2. The model itself is too small / undertrained to follow the
Hermes format reliably. helexa-acp has shape-based name
inference and JSON repair, but there's a floor below which
nothing helps.
### Plan-mode writes refused even inside the plan dir
The path comparison is byte-for-byte. If the model emits a path
with `~` and the plan_dir has the expanded form, expansion runs
*before* the comparison — but resolved-vs-symlinked-path
mismatches can still bite. The error message names the attempted
path and the expected prefix so you can compare directly.
## Architecture
Source layout under `crates/helexa-acp/src/`:
| File | Responsibility |
|------|----------------|
| `main.rs` | tokio + Stdio transport. Builds providers, hands off to `agent::Agent` |
| `config.rs` | TOML + env-fallback config, endpoint resolver |
| `agent.rs` | ACP handlers (initialize, session/new, session/prompt, session/cancel, session/set_mode, session/set_model, session/load, session/list), prompt loop with tool-call recursion |
| `session.rs` | Per-session state map (Arc<RwLock<HashMap<…>>>) |
| `store.rs` | On-disk session persistence, plan-dir resolution |
| `prompt.rs` | System-prompt assembly, plan-mode addendum |
| `tools.rs` | Tool schemas + shape-based name inference |
| `tool_runner.rs` | Dispatch a single tool call through ACP client RPCs; permission gate |
| `qwen3.rs` | Qwen3 Hermes tool-format parser (`<tool_call>` / `<think>` markers) |
| `compaction.rs` | Token-budget compaction for the rolling history |
| `path_util.rs` | `~` / `$HOME` expansion shared across every path-taking tool |
| `provider/openai_chat.rs` | OpenAI chat completions provider |
| `provider/openai_responses.rs` | OpenAI Responses API provider |
| `provider/anthropic_messages.rs` | Anthropic Messages API provider |
### Adding a new wire format
1. New file under `src/provider/` implementing the `Provider`
trait (encoder + SSE decoder).
2. Add a `WireApi` variant in `config.rs`.
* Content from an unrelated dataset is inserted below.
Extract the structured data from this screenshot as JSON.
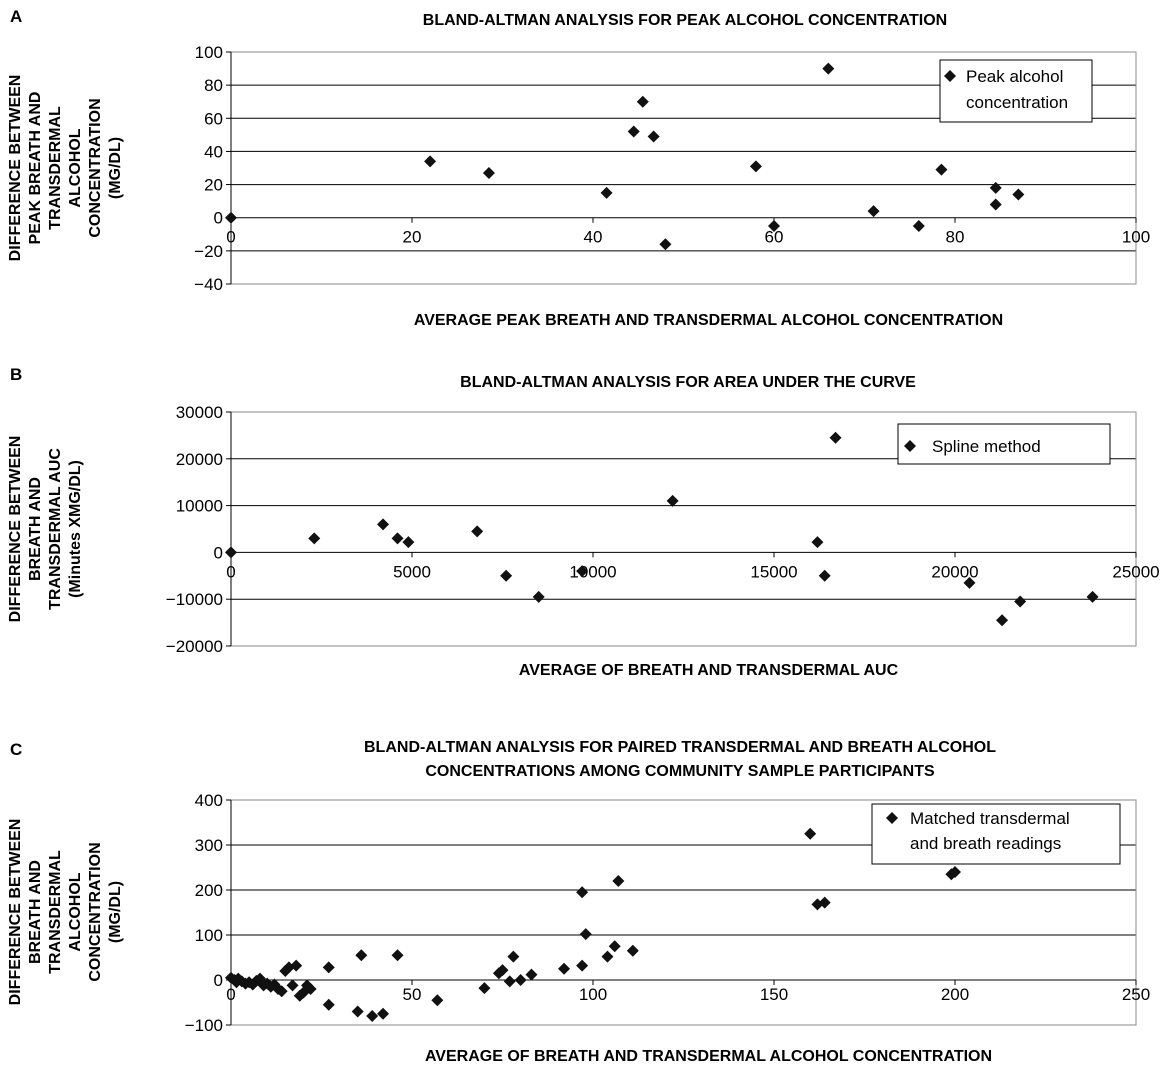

3. Wire it into `build_provider` in `main.rs`.
4. Done — every other module is wire-format-agnostic.
### Concurrency
- `Arc<RwLock<HashMap<SessionId, Arc<Mutex<SessionState>>>>>`
per-session mutex so concurrent requests across sessions don't
contend; the map's RwLock is read-mostly.
- Every tool call dispatched serially within a session (parallel
dispatch would require Zed to handle interleaved permission
prompts).
- Provider streams are back-pressured by the consumer (bounded
mpsc channels).
### Self-contained
The crate has no workspace-internal dependencies (no
`cortex-core`, no `cortex-gateway`). Migration to a dedicated
GitHub repo for cross-platform CI / cargo-dist binaries is
Cargo.toml-only.
## Status
- Stages 16 shipped: scaffold, agent loop, tools, modes, session
resume, image input, model picker, three wire formats.
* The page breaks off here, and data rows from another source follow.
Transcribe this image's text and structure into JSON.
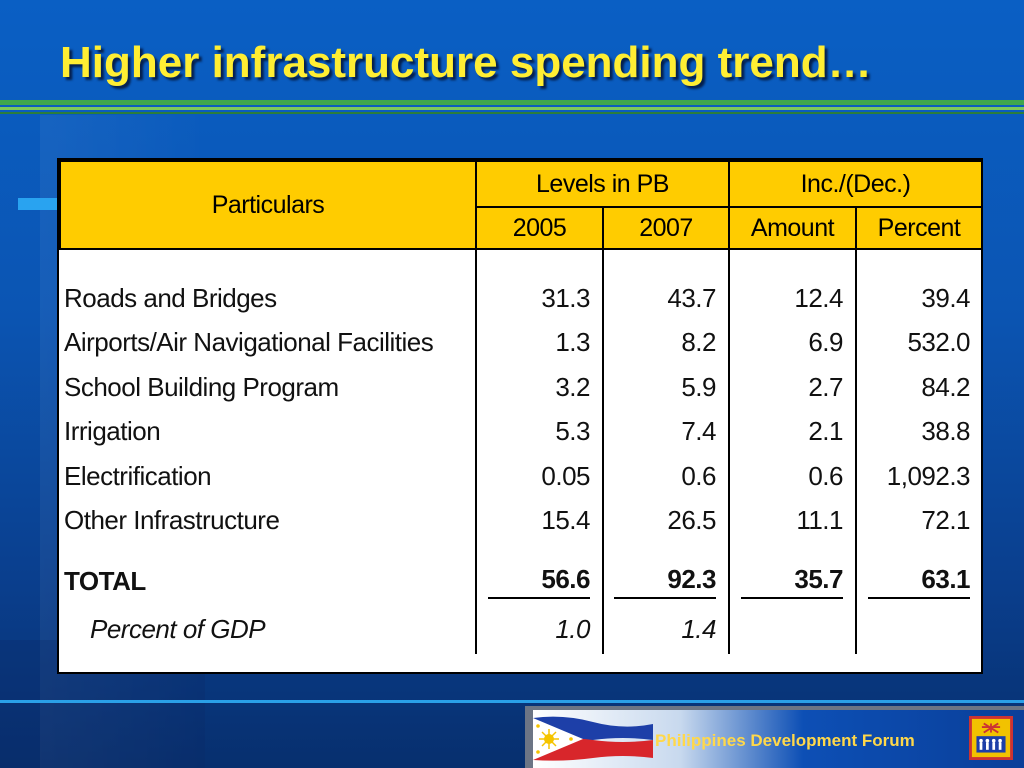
{
  "slide": {
    "title": "Higher infrastructure spending trend…"
  },
  "table": {
    "header": {
      "particulars": "Particulars",
      "levels_group": "Levels in PB",
      "inc_group": "Inc./(Dec.)",
      "col_2005": "2005",
      "col_2007": "2007",
      "col_amount": "Amount",
      "col_percent": "Percent"
    },
    "rows": [
      {
        "label": "Roads and Bridges",
        "v2005": "31.3",
        "v2007": "43.7",
        "amount": "12.4",
        "percent": "39.4"
      },
      {
        "label": "Airports/Air Navigational Facilities",
        "v2005": "1.3",
        "v2007": "8.2",
        "amount": "6.9",
        "percent": "532.0"
      },
      {
        "label": "School Building Program",
        "v2005": "3.2",
        "v2007": "5.9",
        "amount": "2.7",
        "percent": "84.2"
      },
      {
        "label": "Irrigation",
        "v2005": "5.3",
        "v2007": "7.4",
        "amount": "2.1",
        "percent": "38.8"
      },
      {
        "label": "Electrification",
        "v2005": "0.05",
        "v2007": "0.6",
        "amount": "0.6",
        "percent": "1,092.3"
      },
      {
        "label": "Other Infrastructure",
        "v2005": "15.4",
        "v2007": "26.5",
        "amount": "11.1",
        "percent": "72.1"
      }
    ],
    "total": {
      "label": "TOTAL",
      "v2005": "56.6",
      "v2007": "92.3",
      "amount": "35.7",
      "percent": "63.1"
    },
    "gdp": {
      "label": "Percent of GDP",
      "v2005": "1.0",
      "v2007": "1.4"
    }
  },
  "footer": {
    "text": "Philippines Development Forum",
    "logo_icon": "pdf-logo-icon",
    "flag_icon": "philippine-flag-icon"
  },
  "colors": {
    "title": "#ffee33",
    "header_fill": "#ffcc00",
    "background": "#0b55b3",
    "rule": "#3fa64d"
  }
}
- Stage 8 (RPM + multi-platform CI) tracked in the canonical plan;
Linux x86_64 RPM ships today via the cortex monorepo's Gitea
Actions.
## Contributing
Repository: https://git.lair.cafe/helexa/cortex (`crates/helexa-acp/`).
Issues / PRs welcome. The canonical staged plan is in
`~/.claude/plans/plan-the-per-device-worker-abstract-micali.md` on
the maintainer's machine; the substages 3a3e and 6a/6b that the
canonical plan didn't anticipate are documented in commit messages.
CI: `cargo fmt --check --all`, `cargo clippy --workspace -- -D
warnings`, `cargo test --workspace` must all pass before merge.